A travel nurse faces numerous challenges on personal as well as professional levels. The various hardships on this career path define you, both as a medical practitioner and a person. Accepting a job as a traveling nurse requires a lot of thought and determination. Working in stable and familiar surroundings is easier. When everything and everyone is new and the spotlight falls on you, that is the decisive moment of your life. Following are some of the hurdles in this line of occupation:
Inconsistent and substantially low pay grade.
When occupying a salaried position, one can expect increment in their pay checks over a period of time. This is not the case for Travel Nurses. As their work is on an assignment to assignment basis, the pay varies largely depending on the location and work load. The only way for them to increase or at least maintain a certain base income is to gain as much experience as possible.
Now, traveling and relocation might be fun and thrilling at first, but over a period of time everyone wishes to have a place they can call “home”. Adventure seeking enthusiasts usually cherish such opportunities but for those who like a routine based life, the constant travel can be very hectic. After completing an assignment in one destination, the nurses have to completely shift their schedule and lifestyle to adapt to the new city.
Hospitals generally hire travel nurses to fill-in for their regular staff. So, making a schedule is rather futile as the phone or pager can buzz at any time and you need to rush to the hospital.
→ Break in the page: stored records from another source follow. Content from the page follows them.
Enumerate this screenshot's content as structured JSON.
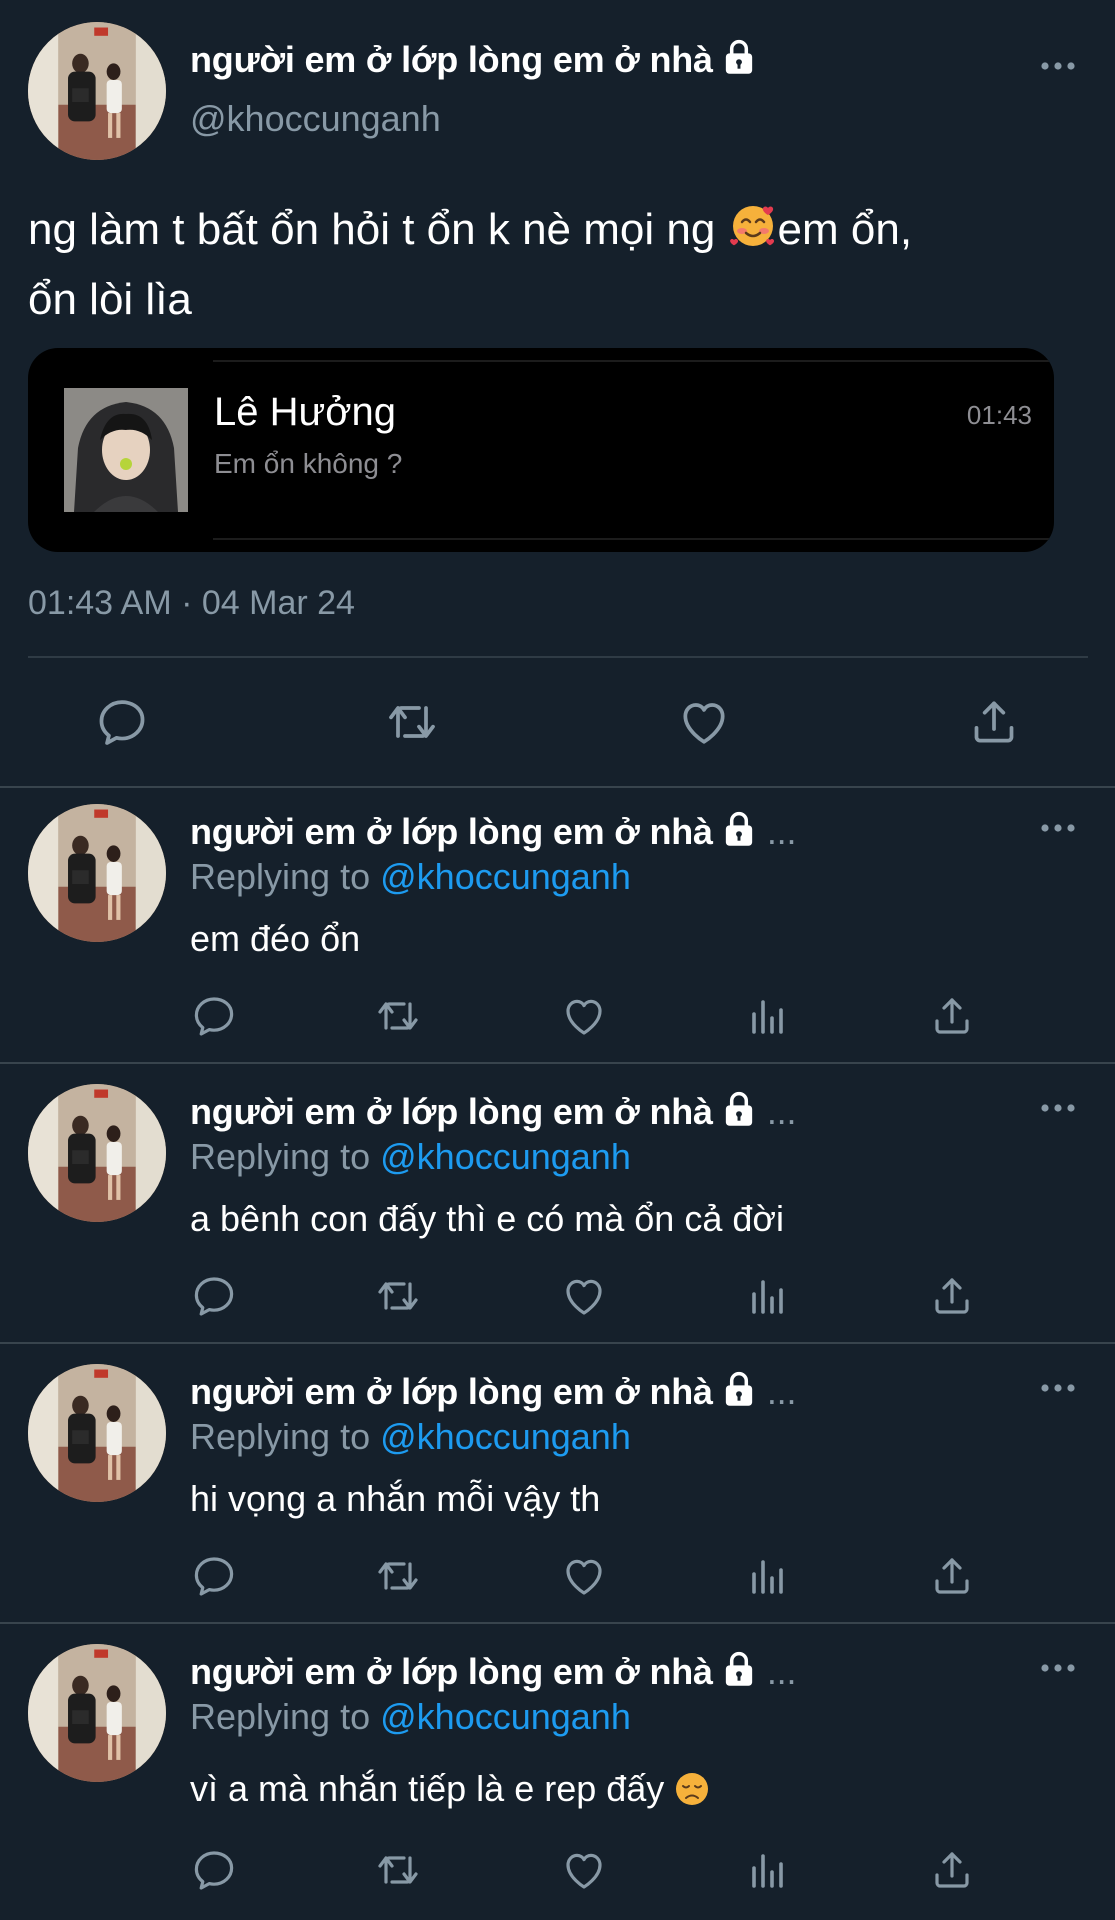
{
  "main_tweet": {
    "display_name": "người em ở lớp lòng em ở nhà",
    "handle": "@khoccunganh",
    "text_line1_part1": "ng làm t bất ổn hỏi t ổn k nè mọi ng",
    "text_line1_part2": "em ổn,",
    "text_line2": "ổn lòi lìa",
    "media": {
      "contact_name": "Lê Hưởng",
      "message": "Em ổn không ?",
      "time": "01:43"
    },
    "timestamp": "01:43 AM · 04 Mar 24"
  },
  "replies": [
    {
      "display_name": "người em ở lớp lòng em ở nhà",
      "ellipsis": "...",
      "replying_prefix": "Replying to",
      "replying_to": "@khoccunganh",
      "text": "em đéo ổn"
    },
    {
      "display_name": "người em ở lớp lòng em ở nhà",
      "ellipsis": "...",
      "replying_prefix": "Replying to",
      "replying_to": "@khoccunganh",
      "text": "a bênh con đấy thì e có mà ổn cả đời"
    },
    {
      "display_name": "người em ở lớp lòng em ở nhà",
      "ellipsis": "...",
      "replying_prefix": "Replying to",
      "replying_to": "@khoccunganh",
      "text": "hi vọng a nhắn mỗi vậy th"
    },
    {
      "display_name": "người em ở lớp lòng em ở nhà",
      "ellipsis": "...",
      "replying_prefix": "Replying to",
      "replying_to": "@khoccunganh",
      "text": "vì a mà nhắn tiếp là e rep đấy"
    }
  ],
  "icons": {
    "reply": "reply-icon",
    "retweet": "retweet-icon",
    "like": "like-icon",
    "analytics": "analytics-icon",
    "share": "share-icon",
    "more": "more-icon",
    "lock": "lock-icon"
  },
  "colors": {
    "background": "#15202b",
    "muted": "#8899a6",
    "accent": "#1d9bf0",
    "divider": "#38444d"
  }
}
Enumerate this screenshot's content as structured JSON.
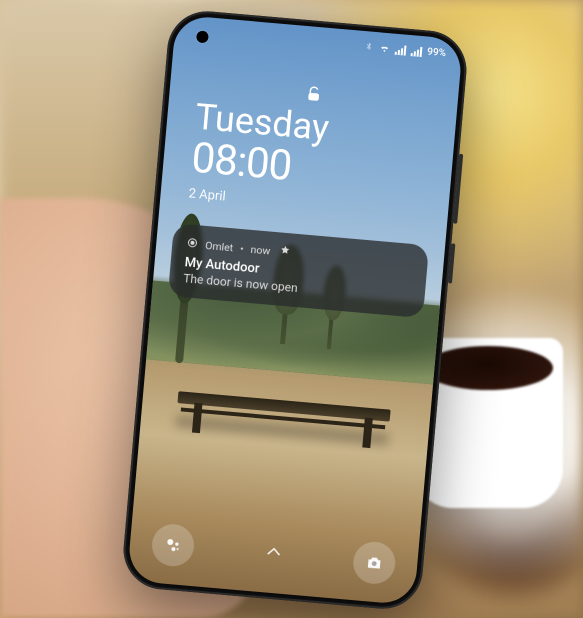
{
  "status_bar": {
    "battery_text": "99%"
  },
  "lockscreen": {
    "day": "Tuesday",
    "time": "08:00",
    "date": "2 April"
  },
  "notification": {
    "app_name": "Omlet",
    "timestamp": "now",
    "title": "My Autodoor",
    "body": "The door is now open"
  }
}
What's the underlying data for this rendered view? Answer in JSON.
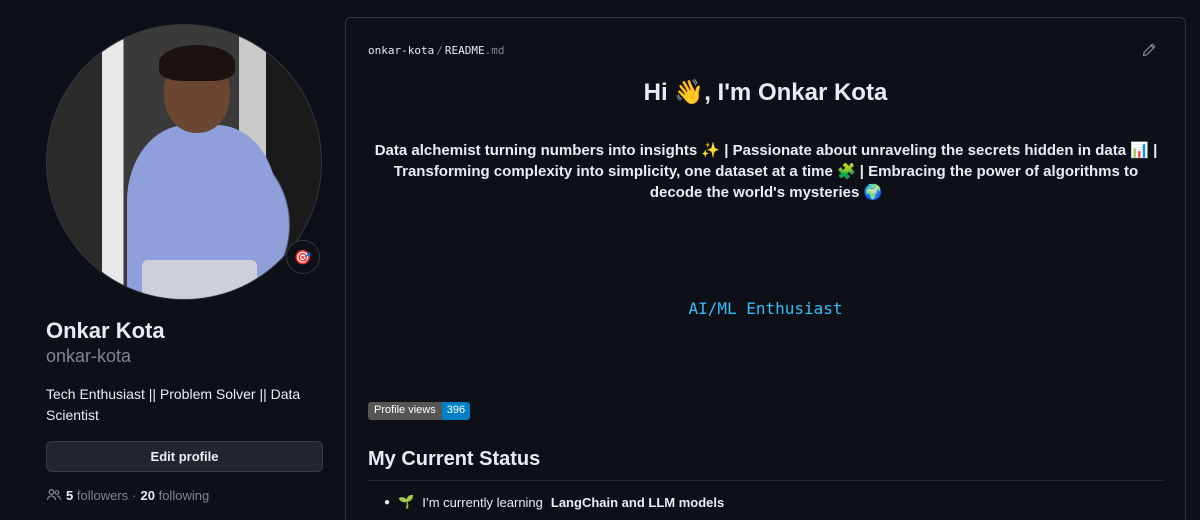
{
  "profile": {
    "status_emoji": "🎯",
    "name": "Onkar Kota",
    "login": "onkar-kota",
    "bio": "Tech Enthusiast || Problem Solver || Data Scientist",
    "edit_profile_label": "Edit profile",
    "followers_count": "5",
    "followers_label": "followers",
    "separator": "·",
    "following_count": "20",
    "following_label": "following"
  },
  "readme": {
    "owner": "onkar-kota",
    "path_separator": "/",
    "filename": "README",
    "extension": ".md",
    "greeting": "Hi 👋, I'm Onkar Kota",
    "tagline": "Data alchemist turning numbers into insights ✨ | Passionate about unraveling the secrets hidden in data 📊 | Transforming complexity into simplicity, one dataset at a time 🧩 | Embracing the power of algorithms to decode the world's mysteries 🌍",
    "typing_text": "AI/ML Enthusiast",
    "views_badge": {
      "label": "Profile views",
      "count": "396"
    },
    "section_title": "My Current Status",
    "status_items": [
      {
        "emoji": "🌱",
        "text": "I’m currently learning",
        "bold": "LangChain and LLM models"
      }
    ]
  },
  "colors": {
    "background": "#0d1117",
    "border": "#30363d",
    "muted": "#7d8590",
    "typing_accent": "#36bcf7",
    "badge_count": "#007ec6"
  },
  "icons": [
    "status-target-icon",
    "people-icon",
    "pencil-icon"
  ]
}
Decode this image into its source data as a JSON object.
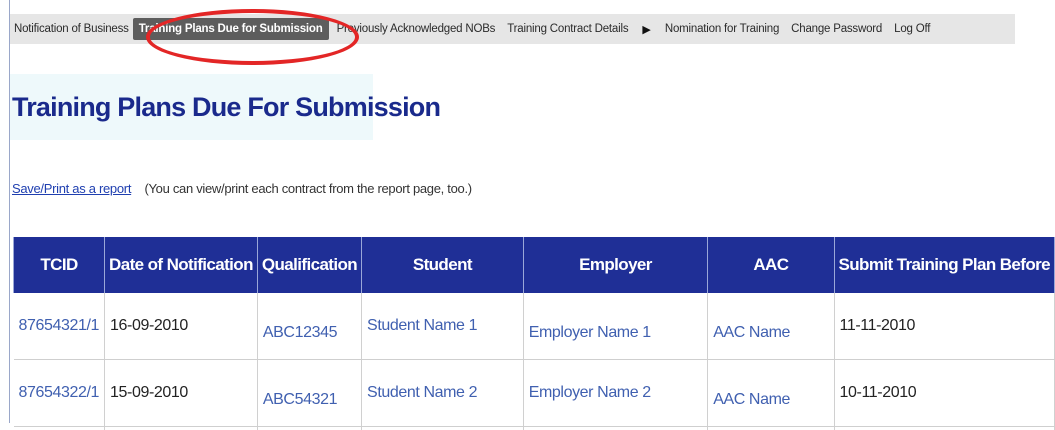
{
  "nav": {
    "items": [
      {
        "label": "Notification of Business"
      },
      {
        "label": "Training Plans Due for Submission"
      },
      {
        "label": "Previously Acknowledged NOBs"
      },
      {
        "label": "Training Contract Details"
      },
      {
        "label": "Nomination for Training"
      },
      {
        "label": "Change Password"
      },
      {
        "label": "Log Off"
      }
    ],
    "arrow_icon": "triangle-right-icon",
    "active": "Training Plans Due for Submission",
    "highlight_color": "#e32626"
  },
  "page": {
    "title": "Training Plans Due For Submission"
  },
  "report": {
    "link_label": "Save/Print as a report",
    "note": "(You can view/print each contract from the report page, too.)"
  },
  "table": {
    "header_bg": "#1f2f96",
    "columns": [
      "TCID",
      "Date of Notification",
      "Qualification",
      "Student",
      "Employer",
      "AAC",
      "Submit Training Plan Before"
    ],
    "rows": [
      [
        "87654321/1",
        "16-09-2010",
        "ABC12345",
        "Student Name 1",
        "Employer Name 1",
        "AAC Name",
        "11-11-2010"
      ],
      [
        "87654322/1",
        "15-09-2010",
        "ABC54321",
        "Student Name 2",
        "Employer Name 2",
        "AAC Name",
        "10-11-2010"
      ]
    ]
  }
}
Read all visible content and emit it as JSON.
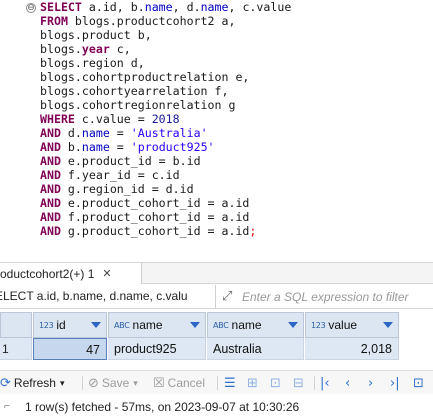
{
  "editor": {
    "lines": [
      [
        {
          "t": "SELECT",
          "c": "kw"
        },
        {
          "t": " a.id, b."
        },
        {
          "t": "name",
          "c": "fld"
        },
        {
          "t": ", d."
        },
        {
          "t": "name",
          "c": "fld"
        },
        {
          "t": ", c.value"
        }
      ],
      [
        {
          "t": "FROM",
          "c": "kw"
        },
        {
          "t": " blogs.productcohort2 a,"
        }
      ],
      [
        {
          "t": "blogs.product b,"
        }
      ],
      [
        {
          "t": "blogs."
        },
        {
          "t": "year",
          "c": "kw"
        },
        {
          "t": " c,"
        }
      ],
      [
        {
          "t": "blogs.region d,"
        }
      ],
      [
        {
          "t": "blogs.cohortproductrelation e,"
        }
      ],
      [
        {
          "t": "blogs.cohortyearrelation f,"
        }
      ],
      [
        {
          "t": "blogs.cohortregionrelation g"
        }
      ],
      [
        {
          "t": "WHERE",
          "c": "kw"
        },
        {
          "t": " c.value = "
        },
        {
          "t": "2018",
          "c": "num"
        }
      ],
      [
        {
          "t": "AND",
          "c": "kw"
        },
        {
          "t": " d."
        },
        {
          "t": "name",
          "c": "fld"
        },
        {
          "t": " = "
        },
        {
          "t": "'Australia'",
          "c": "str"
        }
      ],
      [
        {
          "t": "AND",
          "c": "kw"
        },
        {
          "t": " b."
        },
        {
          "t": "name",
          "c": "fld"
        },
        {
          "t": " = "
        },
        {
          "t": "'product925'",
          "c": "str"
        }
      ],
      [
        {
          "t": "AND",
          "c": "kw"
        },
        {
          "t": " e.product_id = b.id"
        }
      ],
      [
        {
          "t": "AND",
          "c": "kw"
        },
        {
          "t": " f.year_id = c.id"
        }
      ],
      [
        {
          "t": "AND",
          "c": "kw"
        },
        {
          "t": " g.region_id = d.id"
        }
      ],
      [
        {
          "t": "AND",
          "c": "kw"
        },
        {
          "t": " e.product_cohort_id = a.id"
        }
      ],
      [
        {
          "t": "AND",
          "c": "kw"
        },
        {
          "t": " f.product_cohort_id = a.id"
        }
      ],
      [
        {
          "t": "AND",
          "c": "kw"
        },
        {
          "t": " g.product_cohort_id = a.id"
        },
        {
          "t": ";",
          "c": "semi"
        }
      ]
    ],
    "fold_glyph": "⊖"
  },
  "results_tab": {
    "label": "roductcohort2(+) 1",
    "close_glyph": "✕"
  },
  "filter": {
    "query_text": "ELECT a.id, b.name, d.name, c.valu",
    "placeholder": "Enter a SQL expression to filter",
    "icon": "expand-icon"
  },
  "grid": {
    "columns": [
      {
        "type_badge": "123",
        "name": "id"
      },
      {
        "type_badge": "ABC",
        "name": "name"
      },
      {
        "type_badge": "ABC",
        "name": "name"
      },
      {
        "type_badge": "123",
        "name": "value"
      }
    ],
    "row_number": "1",
    "rows": [
      {
        "id": "47",
        "product": "product925",
        "region": "Australia",
        "value": "2,018"
      }
    ]
  },
  "toolbar": {
    "refresh_label": "Refresh",
    "save_label": "Save",
    "cancel_label": "Cancel",
    "colors": {
      "active": "#2f6fd1",
      "disabled": "#9c9c9c"
    }
  },
  "status": {
    "message": "1 row(s) fetched - 57ms, on 2023-09-07 at 10:30:26"
  }
}
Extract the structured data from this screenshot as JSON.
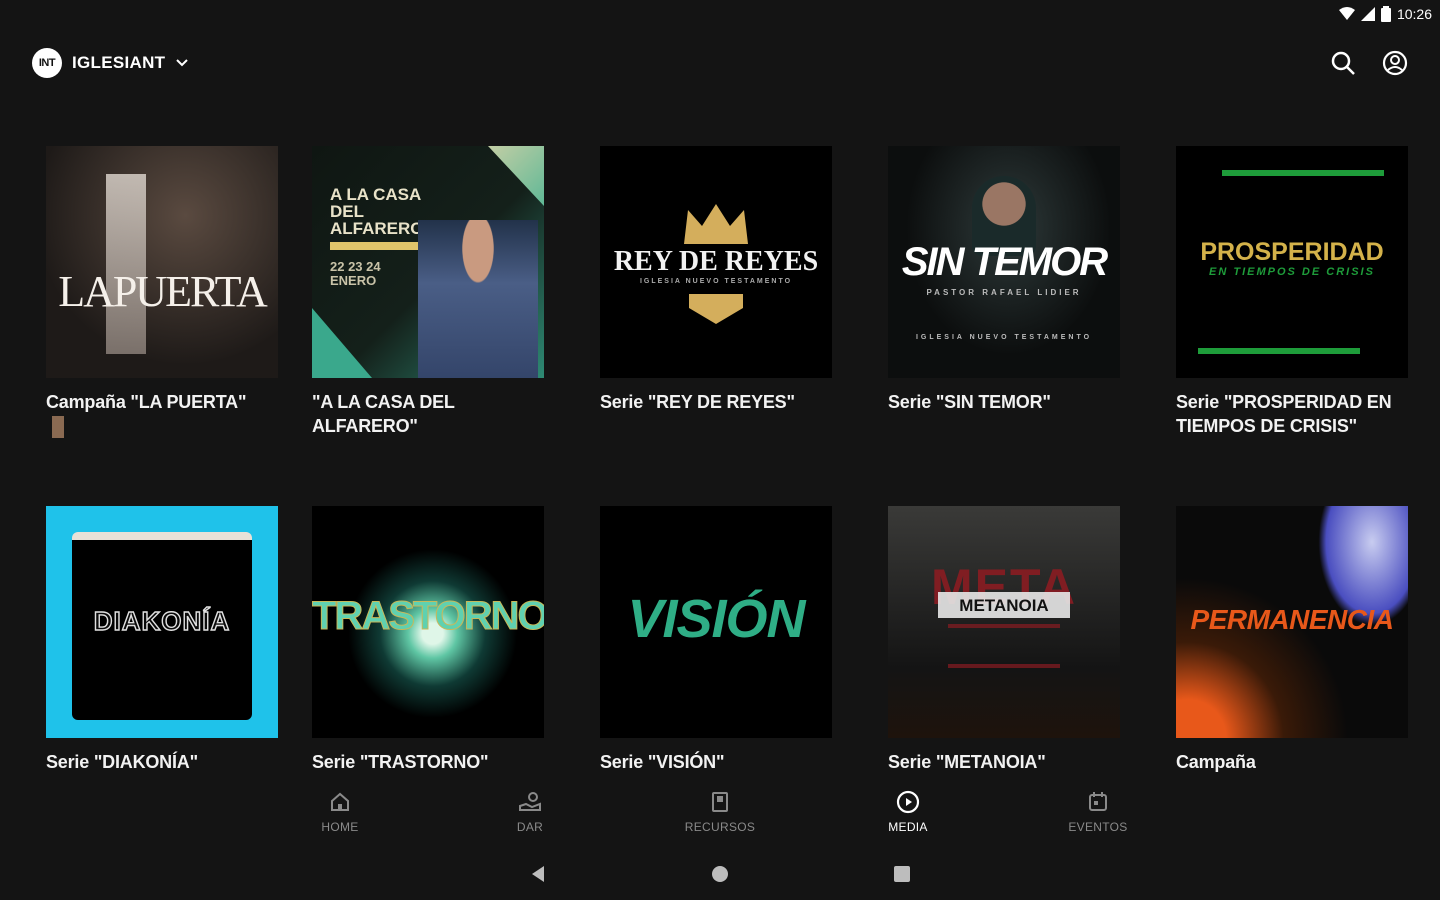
{
  "status_bar": {
    "time": "10:26"
  },
  "header": {
    "brand_logo_text": "INT",
    "brand_name": "IGLESIANT"
  },
  "cards": [
    {
      "title": "Campaña \"LA PUERTA\"",
      "art_text": "LAPUERTA"
    },
    {
      "title": "\"A LA CASA DEL ALFARERO\"",
      "art_text": "A LA CASA DEL ALFARERO",
      "art_sub": "22 23 24 ENERO"
    },
    {
      "title": "Serie \"REY DE REYES\"",
      "art_text": "REY DE REYES",
      "art_sub": "IGLESIA NUEVO TESTAMENTO"
    },
    {
      "title": "Serie \"SIN TEMOR\"",
      "art_text": "SIN TEMOR",
      "art_sub": "PASTOR RAFAEL LIDIER",
      "art_sub2": "IGLESIA NUEVO TESTAMENTO"
    },
    {
      "title": "Serie \"PROSPERIDAD EN TIEMPOS DE CRISIS\"",
      "art_text": "PROSPERIDAD",
      "art_sub": "EN TIEMPOS DE CRISIS"
    },
    {
      "title": "Serie \"DIAKONÍA\"",
      "art_text": "DIAKONÍA"
    },
    {
      "title": "Serie \"TRASTORNO\"",
      "art_text": "TRASTORNO"
    },
    {
      "title": "Serie \"VISIÓN\"",
      "art_text": "VISIÓN"
    },
    {
      "title": "Serie \"METANOIA\"",
      "art_text": "METANOIA",
      "art_sub": "META"
    },
    {
      "title": "Campaña \"PERMANENCIA\"",
      "art_text": "PERMANENCIA"
    }
  ],
  "bottom_nav": [
    {
      "label": "HOME",
      "icon": "home-icon",
      "active": false
    },
    {
      "label": "DAR",
      "icon": "give-icon",
      "active": false
    },
    {
      "label": "RECURSOS",
      "icon": "book-icon",
      "active": false
    },
    {
      "label": "MEDIA",
      "icon": "play-circle-icon",
      "active": true
    },
    {
      "label": "EVENTOS",
      "icon": "calendar-icon",
      "active": false
    }
  ],
  "colors": {
    "background": "#141414",
    "diakonia_frame": "#1fc2ea",
    "reyes_gold": "#d4ae5c",
    "prosperidad_green": "#1e9c3a",
    "vision_green": "#2fae86",
    "permanencia_orange": "#e8581a"
  }
}
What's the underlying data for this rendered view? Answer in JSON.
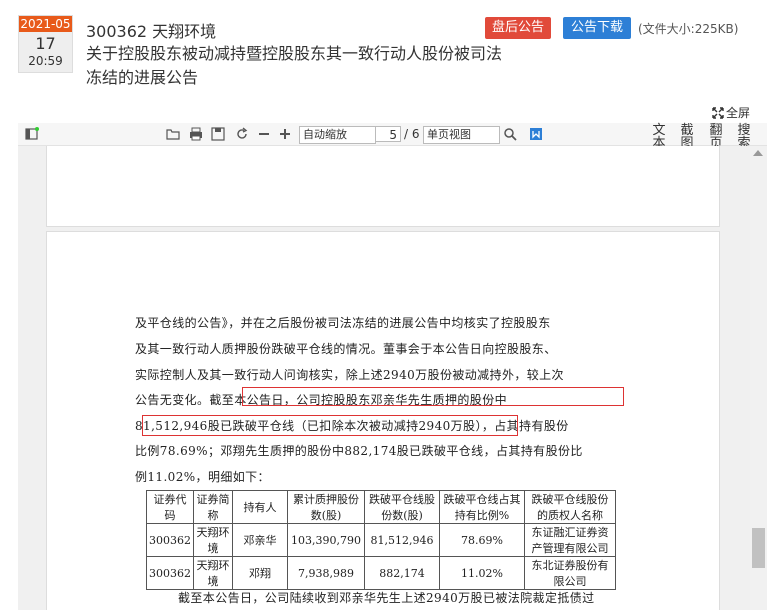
{
  "date": {
    "year_month": "2021-05",
    "day": "17",
    "time": "20:59"
  },
  "header": {
    "code_name": "300362 天翔环境",
    "title": "关于控股股东被动减持暨控股股东其一致行动人股份被司法冻结的进展公告",
    "btn_after": "盘后公告",
    "btn_download": "公告下载",
    "file_size": "(文件大小:225KB)",
    "fullscreen": "全屏"
  },
  "toolbar": {
    "zoom": "自动缩放",
    "page_current": "5",
    "page_total": "/ 6",
    "view_mode": "单页视图",
    "tools": [
      "文本",
      "截图",
      "翻页",
      "搜索"
    ]
  },
  "doc": {
    "lines": [
      "及平仓线的公告》，并在之后股份被司法冻结的进展公告中均核实了控股股东",
      "及其一致行动人质押股份跌破平仓线的情况。董事会于本公告日向控股股东、",
      "实际控制人及其一致行动人问询核实，除上述2940万股份被动减持外，较上次",
      "公告无变化。截至本公告日，公司控股股东邓亲华先生质押的股份中",
      "81,512,946股已跌破平仓线（已扣除本次被动减持2940万股），占其持有股份",
      "比例78.69%；邓翔先生质押的股份中882,174股已跌破平仓线，占其持有股份比",
      "例11.02%，明细如下："
    ],
    "footer_line": "截至本公告日，公司陆续收到邓亲华先生上述2940万股已被法院裁定抵债过",
    "table": {
      "headers": [
        "证券代码",
        "证券简称",
        "持有人",
        "累计质押股份数(股)",
        "跌破平仓线股份数(股)",
        "跌破平仓线占其持有比例%",
        "跌破平仓线股份的质权人名称"
      ],
      "rows": [
        [
          "300362",
          "天翔环境",
          "邓亲华",
          "103,390,790",
          "81,512,946",
          "78.69%",
          "东证融汇证券资产管理有限公司"
        ],
        [
          "300362",
          "天翔环境",
          "邓翔",
          "7,938,989",
          "882,174",
          "11.02%",
          "东北证券股份有限公司"
        ]
      ]
    }
  }
}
Everything is entirely new to you, the people, the place and at times even the work methods and guidelines. The conditions under which you need to work are never the same as each assignment takes you to a different atmosphere. Acclimating to the situation without panicking can be a task in itself. If you travel internationally to developing or under-developed countries where the hygiene is questionable, performing under such pressure can be gruelling. The nurses might need to work in high-risk zones causing exposure to air borne and blood borne pathogens, workplace harassment and violence and hazardous chemical waste.
Staying away from Family.
This can be one of the hardest thing to do. After spending most of your life close to your family and friends, bidding them farewell can be very difficult. The uncertainty regarding the duration of your assignment adds to the sadness.
Effects on Mental Health.
Even though it might not seem so, but travel nursing is a high-risk, high-pressure and strenuous occupation. During the assignment, they may have to shoulder a heavy patient load and make many critical decisions within minutes to save lives. They also suffer from feelings of isolation.
To summarize everything, the job of a travel nurse is filled with equal number of pros and cons that tend to cancel out each other. Whether to pursue a career in that field entirely depends on the determination, self-confidence and will power of the person. Half-hearted decisions and doubts will surely lead you down a dangerous and difficult path.